Bengals offense vs. Dolphins defense
Andy Dalton & Co. probably won’t hang five easy touchdowns on this defense. The Dolphins, unlike the Jets, have decent enough pass-rushers to deny Dalton the time for deep routes to unfold. The Dolphins secondary is also coming off one of its best performances of the season. Cornerbacks Brent Grimes, Dmitri Patterson and Jimmy Wilson were fantastic in off-man assignment pickups last week, taking away the Patriots’ quick-striking underneath passing game.
Of course, the Bengals are more vertical in their route designs than the Patriots, especially now that wideouts Marvin Jones and Mohamed Sanu are showing rapid improvement. And just because the Dolphins have better pass-rushers than the Jets doesn’t mean the Bengals will completely eschew the deep ball. Offensive coordinator Jay Gruden may believe that his big, fundamentally sound front five can handle this pass rush.
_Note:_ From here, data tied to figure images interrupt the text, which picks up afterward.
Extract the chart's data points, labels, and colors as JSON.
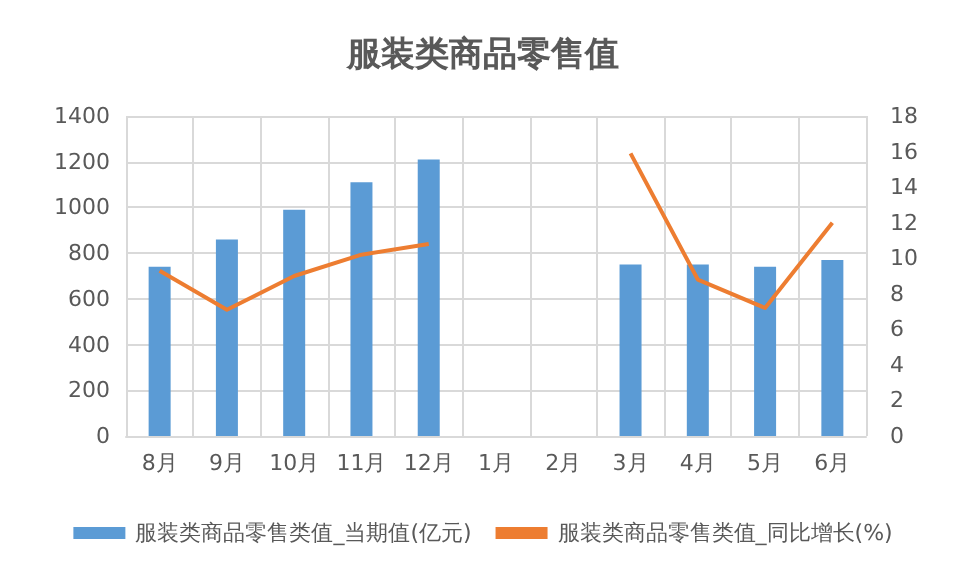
{
  "chart_data": {
    "type": "bar",
    "title": "服装类商品零售值",
    "categories": [
      "8月",
      "9月",
      "10月",
      "11月",
      "12月",
      "1月",
      "2月",
      "3月",
      "4月",
      "5月",
      "6月"
    ],
    "series": [
      {
        "name": "服装类商品零售类值_当期值(亿元)",
        "color": "#5b9bd5",
        "values": [
          740,
          860,
          990,
          1110,
          1210,
          null,
          null,
          750,
          750,
          740,
          770
        ]
      },
      {
        "name": "服装类商品零售类值_同比增长(%)",
        "type": "line",
        "axis": "y2",
        "color": "#ed7d31",
        "values": [
          9.3,
          7.1,
          9.0,
          10.2,
          10.8,
          null,
          null,
          15.9,
          8.8,
          7.2,
          12.0
        ]
      }
    ],
    "ylim": [
      0,
      1400
    ],
    "yticks": [
      0,
      200,
      400,
      600,
      800,
      1000,
      1200,
      1400
    ],
    "y2lim": [
      0,
      18
    ],
    "y2ticks": [
      0,
      2,
      4,
      6,
      8,
      10,
      12,
      14,
      16,
      18
    ],
    "grid": true,
    "legend": "bottom",
    "marker": "none"
  }
}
Especially given that the most dangerous rusher, Cameron Wake, is still working his way back from a knee injury. Wake has lately been a shell of his usual self.
For the past several weeks, Miami’s front seven has been stingy against the run for three quarters, only to wear down late in the fourth. (This was a problem down the stretch last season, as well.) Given that it’s a short week, don’t be surprised if the Bengals stubbornly commit to the ground game early on in hopes of reaping rewards later.
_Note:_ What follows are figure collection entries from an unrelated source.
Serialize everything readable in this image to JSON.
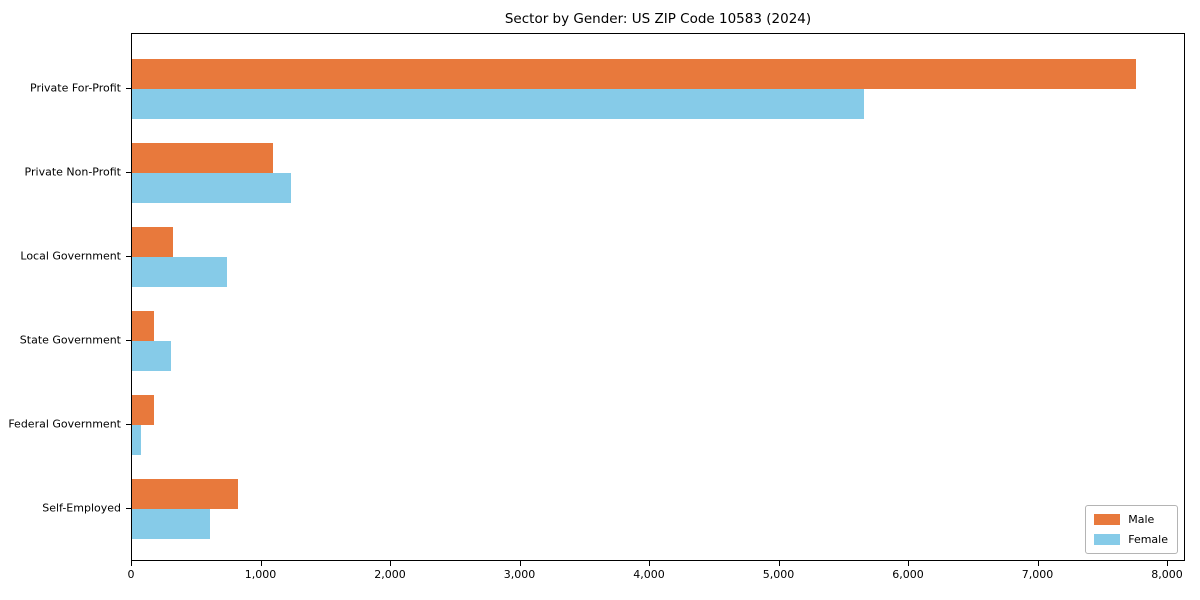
{
  "chart_data": {
    "type": "bar",
    "orientation": "horizontal",
    "title": "Sector by Gender: US ZIP Code 10583 (2024)",
    "categories": [
      "Private For-Profit",
      "Private Non-Profit",
      "Local Government",
      "State Government",
      "Federal Government",
      "Self-Employed"
    ],
    "series": [
      {
        "name": "Male",
        "color": "#e8793c",
        "values": [
          7750,
          1090,
          320,
          170,
          170,
          815
        ]
      },
      {
        "name": "Female",
        "color": "#86cbe8",
        "values": [
          5650,
          1230,
          730,
          300,
          70,
          600
        ]
      }
    ],
    "xlabel": "",
    "ylabel": "",
    "xlim": [
      0,
      8140
    ],
    "x_ticks": [
      0,
      1000,
      2000,
      3000,
      4000,
      5000,
      6000,
      7000,
      8000
    ],
    "x_tick_labels": [
      "0",
      "1,000",
      "2,000",
      "3,000",
      "4,000",
      "5,000",
      "6,000",
      "7,000",
      "8,000"
    ],
    "grid": false,
    "legend": {
      "position": "lower right"
    }
  }
}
Dolphins offense vs. Bengals defense
The loss of slot man Brandon Gibson really hurts Miami. This is an offense that prefers to spread out and, aside from Brian Hartline, is now devoid of any viable inside receiving threats. When things usually get this tough, a team would typically lean on the wide receiver it just signed for $30 million guaranteed. However, Mike Wallace has been nothing close to a true No. 1 this year. He doesn’t make contested catches, his route tree is limited and his rapport with Ryan Tannehill is undeveloped. Last week, based on matchup assignments, Hartline seemed to be the guy whom New England considered Miami’s top receiver.
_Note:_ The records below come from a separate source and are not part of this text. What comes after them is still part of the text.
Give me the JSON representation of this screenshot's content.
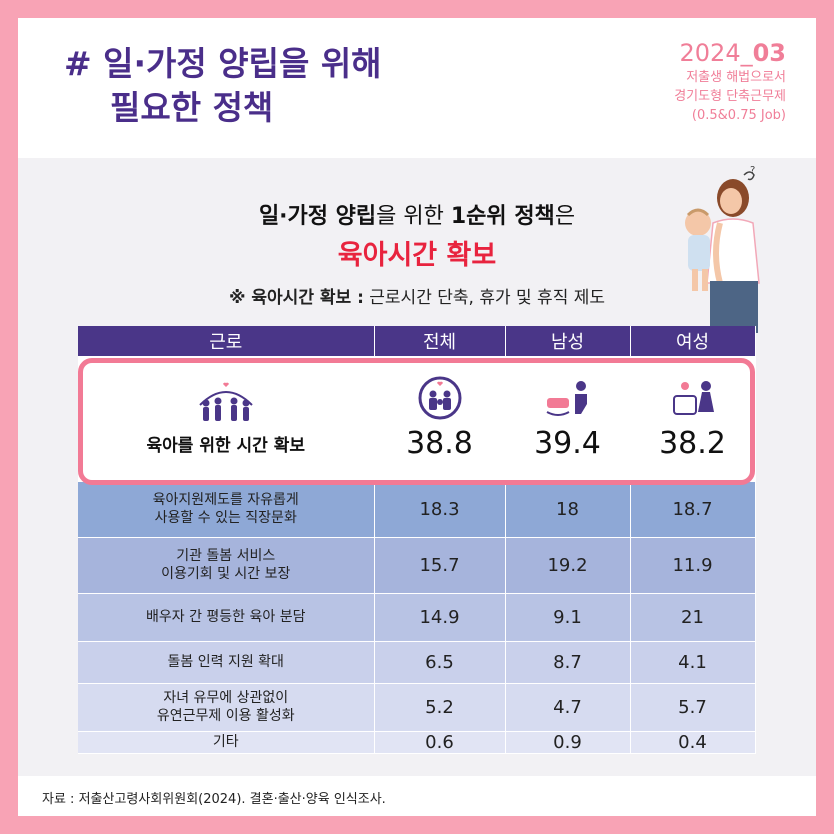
{
  "header": {
    "title_line1": "# 일·가정 양립을 위해",
    "title_line2": "필요한 정책",
    "badge_prefix": "2024_",
    "badge_number": "03",
    "badge_sub1": "저출생 해법으로서",
    "badge_sub2": "경기도형 단축근무제",
    "badge_sub3": "(0.5&0.75 Job)"
  },
  "headline": {
    "line1_a": "일·가정 양립",
    "line1_b": "을 위한 ",
    "line1_c": "1순위 정책",
    "line1_d": "은",
    "line2": "육아시간 확보",
    "note_label": "※ 육아시간 확보 :",
    "note_text": " 근로시간 단축, 휴가 및 휴직 제도"
  },
  "table": {
    "columns": [
      "근로",
      "전체",
      "남성",
      "여성"
    ],
    "highlight": {
      "label": "육아를 위한 시간 확보",
      "values": [
        "38.8",
        "39.4",
        "38.2"
      ]
    },
    "rows": [
      {
        "label_1": "육아지원제도를 자유롭게",
        "label_2": "사용할 수 있는 직장문화",
        "values": [
          "18.3",
          "18",
          "18.7"
        ]
      },
      {
        "label_1": "기관 돌봄 서비스",
        "label_2": "이용기회 및 시간 보장",
        "values": [
          "15.7",
          "19.2",
          "11.9"
        ]
      },
      {
        "label_1": "배우자 간 평등한 육아 분담",
        "label_2": "",
        "values": [
          "14.9",
          "9.1",
          "21"
        ]
      },
      {
        "label_1": "돌봄 인력 지원 확대",
        "label_2": "",
        "values": [
          "6.5",
          "8.7",
          "4.1"
        ]
      },
      {
        "label_1": "자녀 유무에 상관없이",
        "label_2": "유연근무제 이용 활성화",
        "values": [
          "5.2",
          "4.7",
          "5.7"
        ]
      },
      {
        "label_1": "기타",
        "label_2": "",
        "values": [
          "0.6",
          "0.9",
          "0.4"
        ]
      }
    ]
  },
  "source": "자료 : 저출산고령사회위원회(2024). 결혼·출산·양육 인식조사.",
  "icons": [
    "family-icon",
    "parents-child-icon",
    "father-crib-icon",
    "mother-crib-icon",
    "mother-baby-illustration"
  ],
  "colors": {
    "frame": "#f8a3b5",
    "title": "#4a2e8a",
    "accent": "#f07e98",
    "highlight_red": "#e8233e",
    "table_header": "#4a3688",
    "highlight_border": "#f27a95"
  }
}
Tannehill may not have time to even throw incompletions to Wallace, given his offensive line’s protection woes. Aside from a costly blown assignment on a slot blitz, Bryant McKinnie was actually solid in his Dolphins debut at left tackle last week. And Jonathan Martin looked a little better playing on the other side. But neither was competing against veteran dynamos like Michael Johnson and Carlos Dunlap. And if New England’s blitzes were hard for McKinnie and some of his teammates to figure out, then Cincy’s, with limited prep time, will be impossible.
On the inside, look for the Bengals to do whatever they can to get Geno Atkins one-on-one against right guard John Jerry. Run or pass, that matchup will be a one-sided bloodbath favoring the man in stripes.